Uncertainty-Aware Semi-Supervised Few Shot Segmentation

TL;DR

This paper introduces a semi-supervised approach for few shot segmentation that utilizes uncertainty-guided pseudo labels from unlabeled images to improve segmentation accuracy, demonstrating significant performance gains on standard benchmarks.

Contribution

It proposes a novel semi-supervised FSS method that jointly predicts segmentation and estimates uncertainty, enabling reliable pseudo label generation without extra training.

Findings

Effective removal of unreliable pseudo labels improves segmentation quality.

Significant performance improvements over state-of-the-art on PASCAL-5^i and COCO-20^i.
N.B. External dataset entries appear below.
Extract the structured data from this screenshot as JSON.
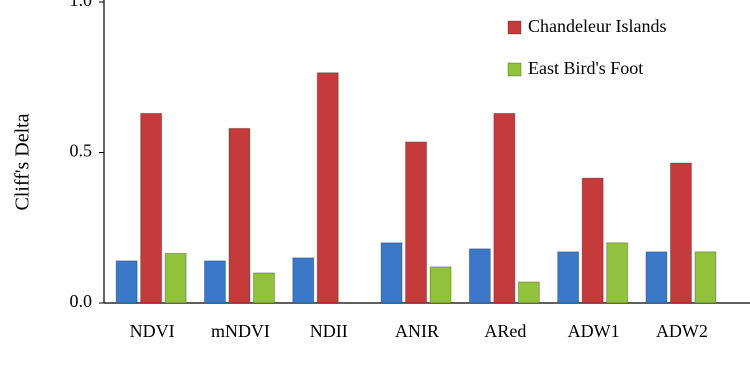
{
  "chart_data": {
    "type": "bar",
    "y_label": "Cliff's Delta",
    "categories": [
      "NDVI",
      "mNDVI",
      "NDII",
      "ANIR",
      "ARed",
      "ADW1",
      "ADW2"
    ],
    "series": [
      {
        "color": "#3b78c8",
        "values": [
          0.14,
          0.14,
          0.15,
          0.2,
          0.18,
          0.17,
          0.17
        ]
      },
      {
        "name": "Chandeleur Islands",
        "color": "#c53a3a",
        "values": [
          0.63,
          0.58,
          0.765,
          0.535,
          0.63,
          0.415,
          0.465
        ]
      },
      {
        "name": "East Bird's Foot",
        "color": "#92c13c",
        "values": [
          0.165,
          0.1,
          null,
          0.12,
          0.07,
          0.2,
          0.17
        ]
      }
    ],
    "ylim": [
      0,
      1
    ],
    "yticks": [
      {
        "value": 0,
        "label": "0.0"
      },
      {
        "value": 0.5,
        "label": "0.5"
      },
      {
        "value": 1,
        "label": "1.0"
      }
    ]
  }
}
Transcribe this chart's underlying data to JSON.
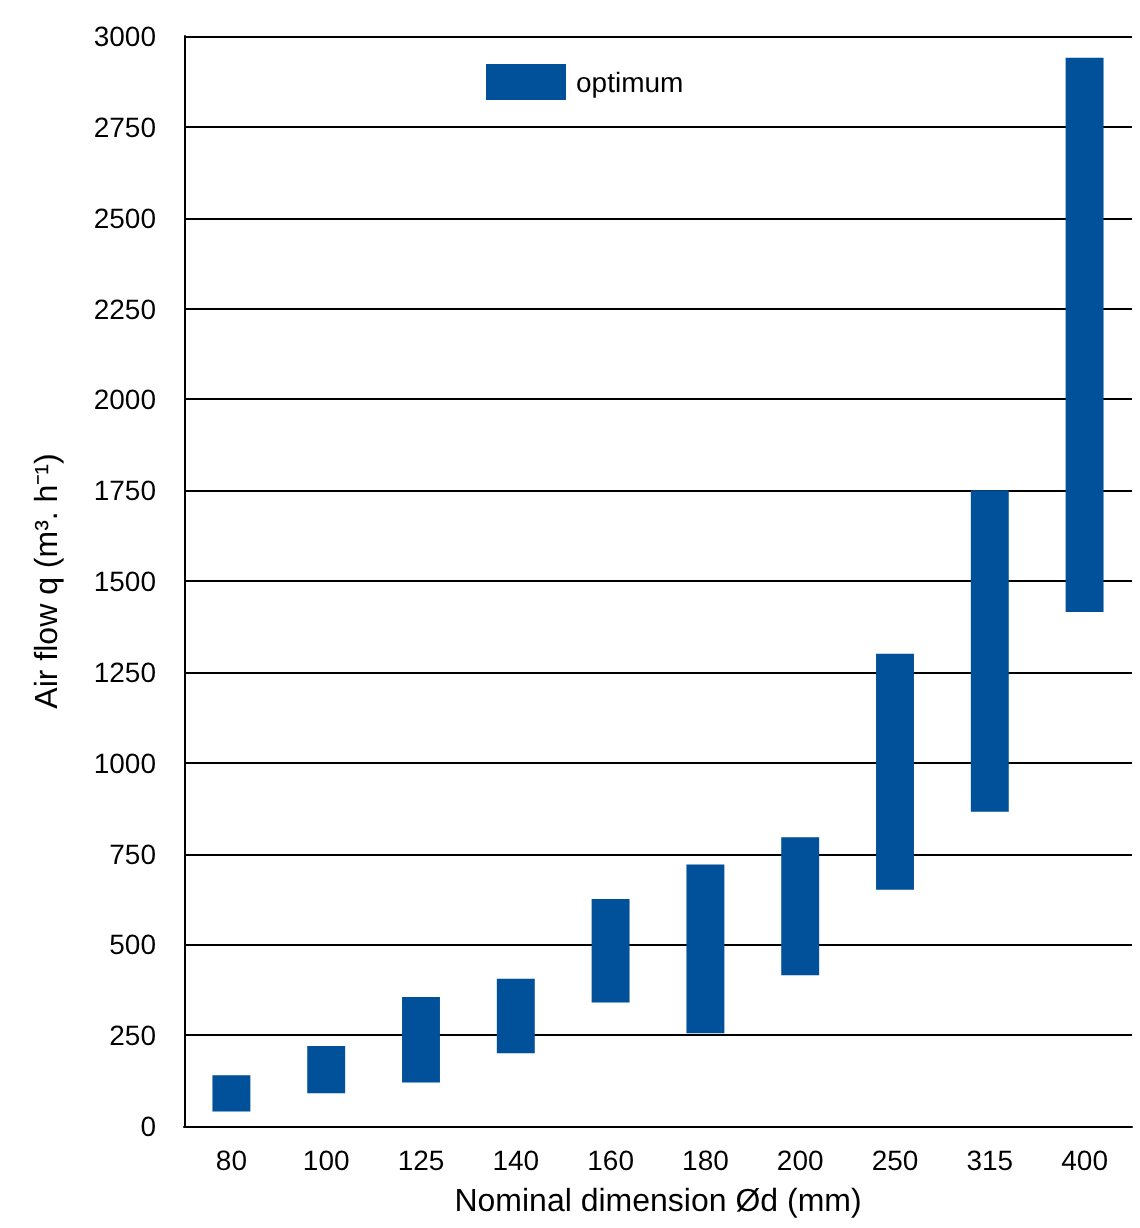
{
  "chart_data": {
    "type": "bar",
    "xlabel": "Nominal dimension Ød (mm)",
    "ylabel": "Air flow q (m³. h⁻¹)",
    "categories": [
      "80",
      "100",
      "125",
      "140",
      "160",
      "180",
      "200",
      "250",
      "315",
      "400"
    ],
    "series": [
      {
        "name": "optimum",
        "color": "#00509a",
        "base": [
          40,
          90,
          120,
          200,
          340,
          255,
          415,
          650,
          865,
          1415
        ],
        "values": [
          100,
          130,
          235,
          205,
          285,
          465,
          380,
          650,
          885,
          1525
        ]
      }
    ],
    "ylim": [
      0,
      3000
    ],
    "yticks": [
      0,
      250,
      500,
      750,
      1000,
      1250,
      1500,
      1750,
      2000,
      2250,
      2500,
      2750,
      3000
    ],
    "grid": "y",
    "legend": "top"
  }
}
Method is end-to-end and compatible with existing approaches.

Abstract

Few shot segmentation (FSS) aims to learn pixel-level classification of a target object in a query image using only a few annotated support samples. This is challenging as it requires modeling appearance variations of target objects and the diverse visual cues between query and support images with limited information. To address this problem, we propose a semi-supervised FSS strategy that leverages additional prototypes from unlabeled images with uncertainty guided pseudo label refinement. To obtain reliable prototypes from unlabeled images, we meta-train a neural network to jointly predict segmentation and estimate the uncertainty of predictions. We employ the uncertainty estimates to exclude predictions with high degrees of uncertainty for pseudo label construction to obtain additional prototypes based on the refined pseudo labels. During inference, query segmentation is predicted using prototypes from both support and unlabeled images including low-level features of the query images. Our approach is end-to-end and can easily supplement existing approaches without the requirement of additional training to employ unlabeled samples. Extensive experiments on PASCAL-$5^i$ and COCO-$20^i$ demonstrate that our model can effectively remove unreliable predictions to refine pseudo labels and significantly improve upon state-of-the-art performances.